Cath’Lab : Quelle est votre réaction aux nouvelles analyses de l’étude BEAUTIFUL ?
JLB : L’étude BEAUTIFUL suggère un bénéfice de l’ivabradine sur le pronostic de la maladie coronaire. Chez des patients insuffisants cardiaques (> 80 % en classe NYHA II/III) et coronariens dont la fréquence cardiaque de repos est ‡ 70 bpm, l’ivabradine réduirait le risque de survenue d’un infarctus à moyen terme. La dernière analyse post-hoc de cette étude permet d’envisager un bénéfice plus marqué chez les patients ischémiques non insuffisants cardiaques. En effet, elle porte sur un sous-groupe de 1 500 patients décrivant un angor limitant équivalent aux stades II ou III de la CCSA. Leur pronostic dépendait essentiellement de l’évolutivité de la maladie coronaire et l’ivabradine a permis une réduction significative du nombre d’infarctus du myocarde, encore plus marquée chez ceux dont la fréquence cardiaque était ‡ ≥ 70 bpm (figure).

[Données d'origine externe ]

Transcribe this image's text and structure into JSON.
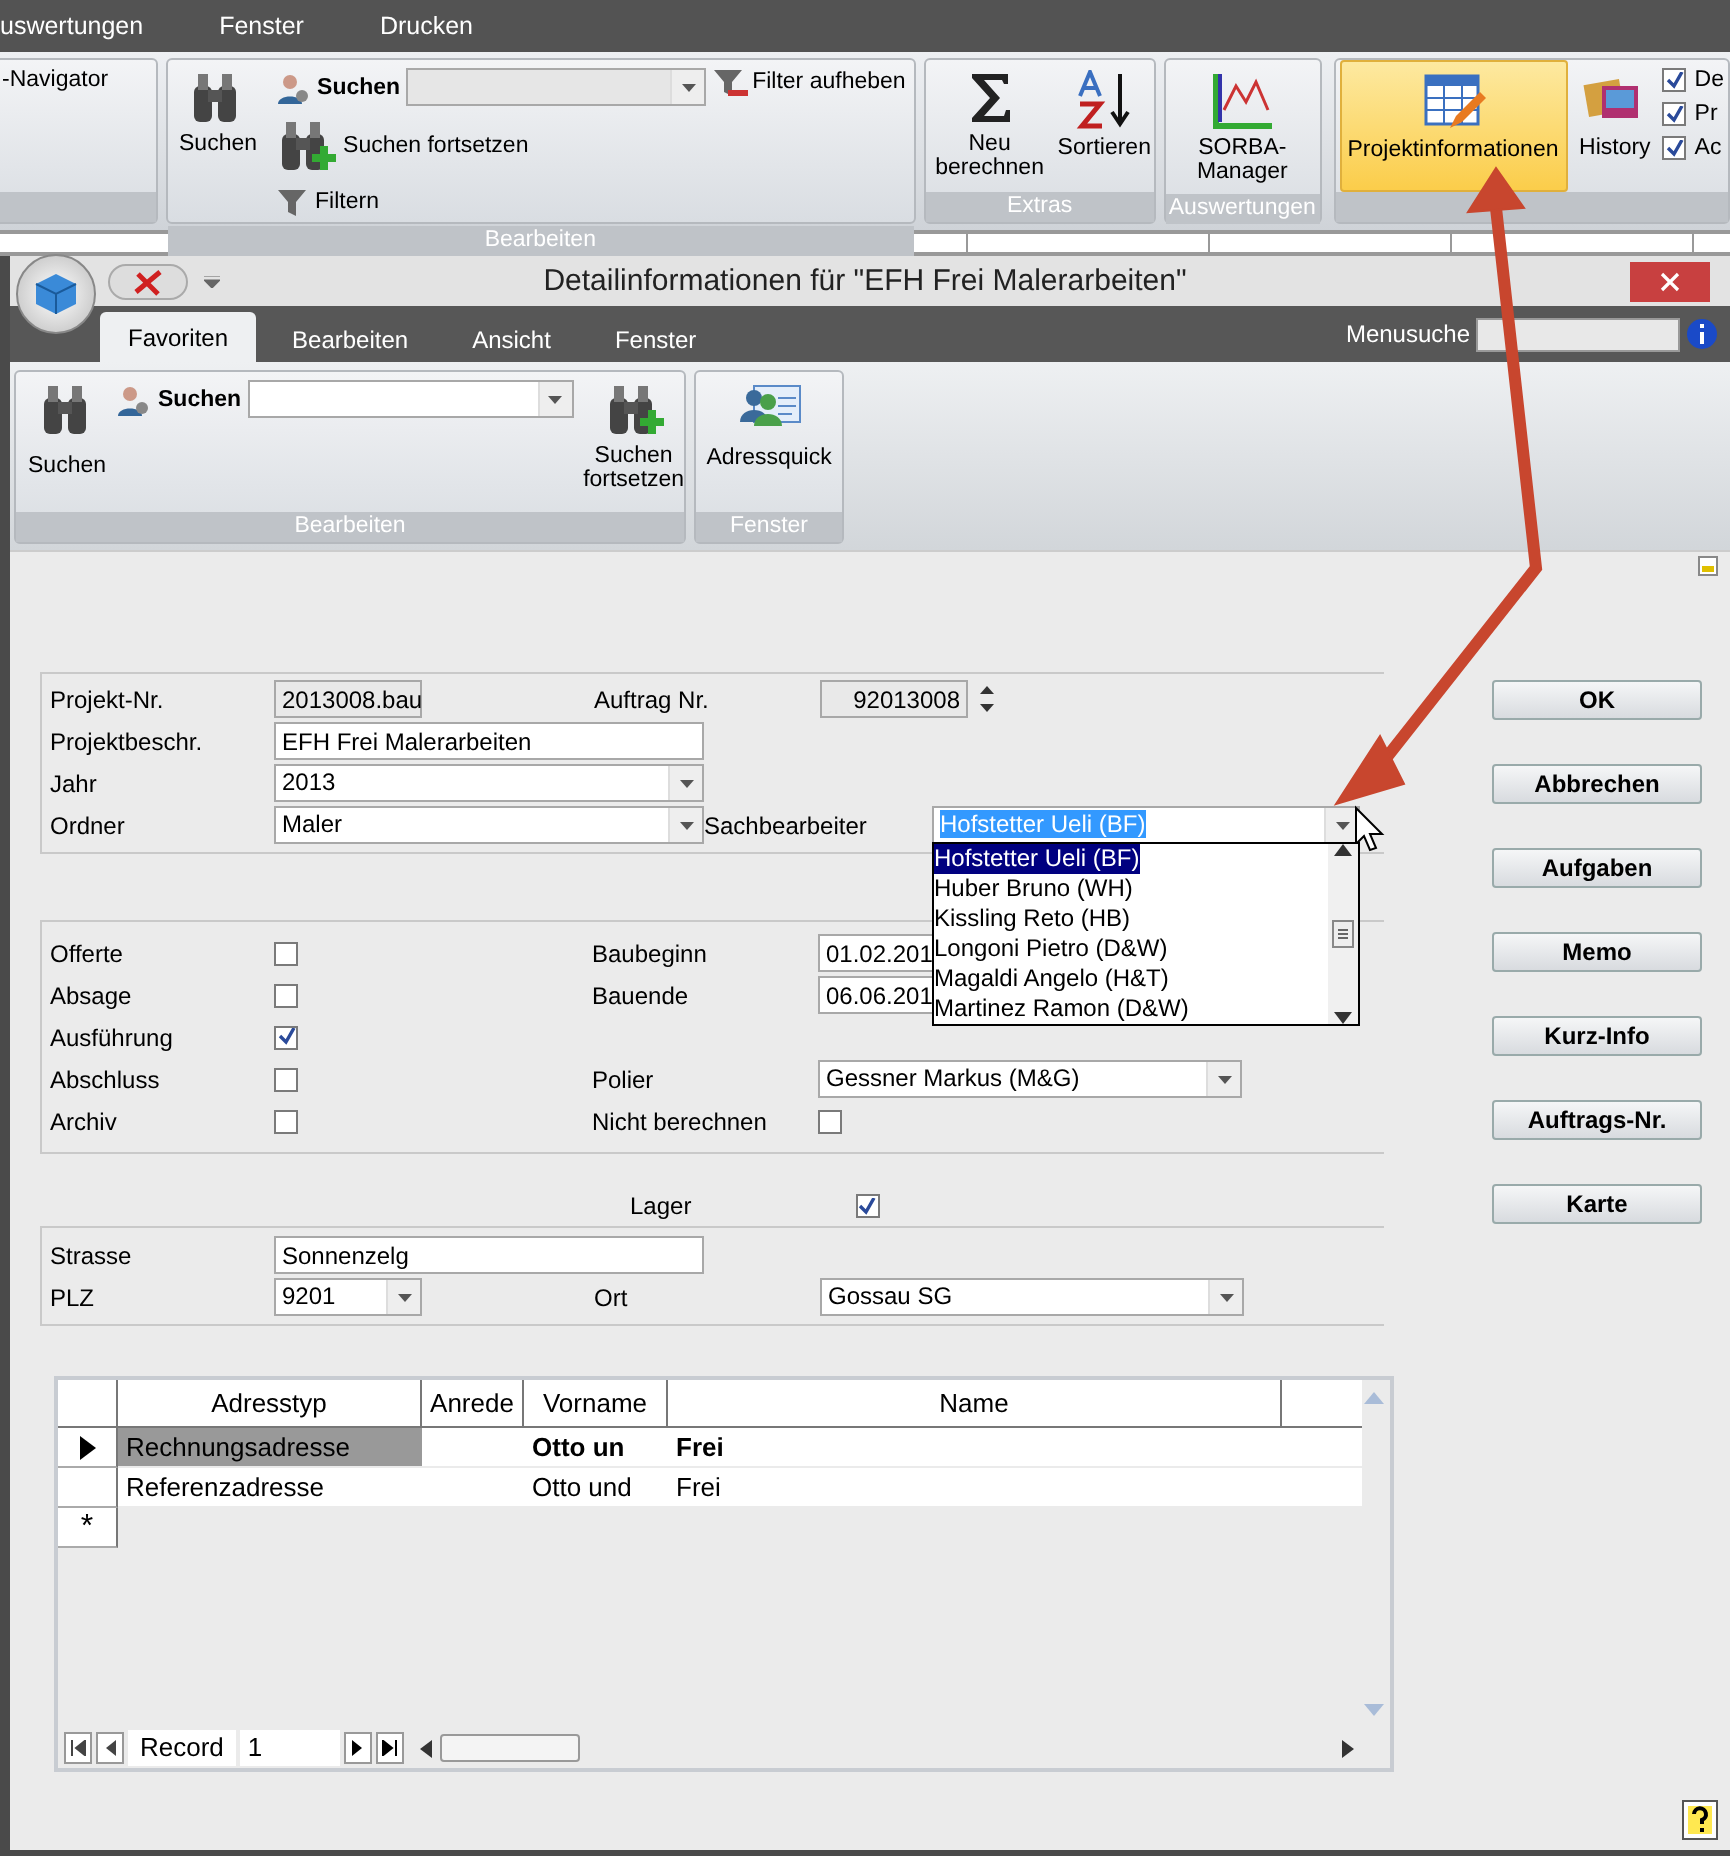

Nous attendons avec impatience les résultats de l’étude SIGNIFY qui s’intéresse spécifiquement à cette population (coronariens sans insuffisance cardiaque) et qui pourrait pour la première fois démontrer que l’ivabradine non seulement améliore le pronostic fonctionnel de la maladie coronaire, ce qui est déjà démontré, mais aussi peut-être le pronostic vital.
Figure. Résultats de l’analyse post-hoc de l’étude BEAUTIFUL sur les événements coronaires dans le sous-groupe des patients souffrant d’angor limitant.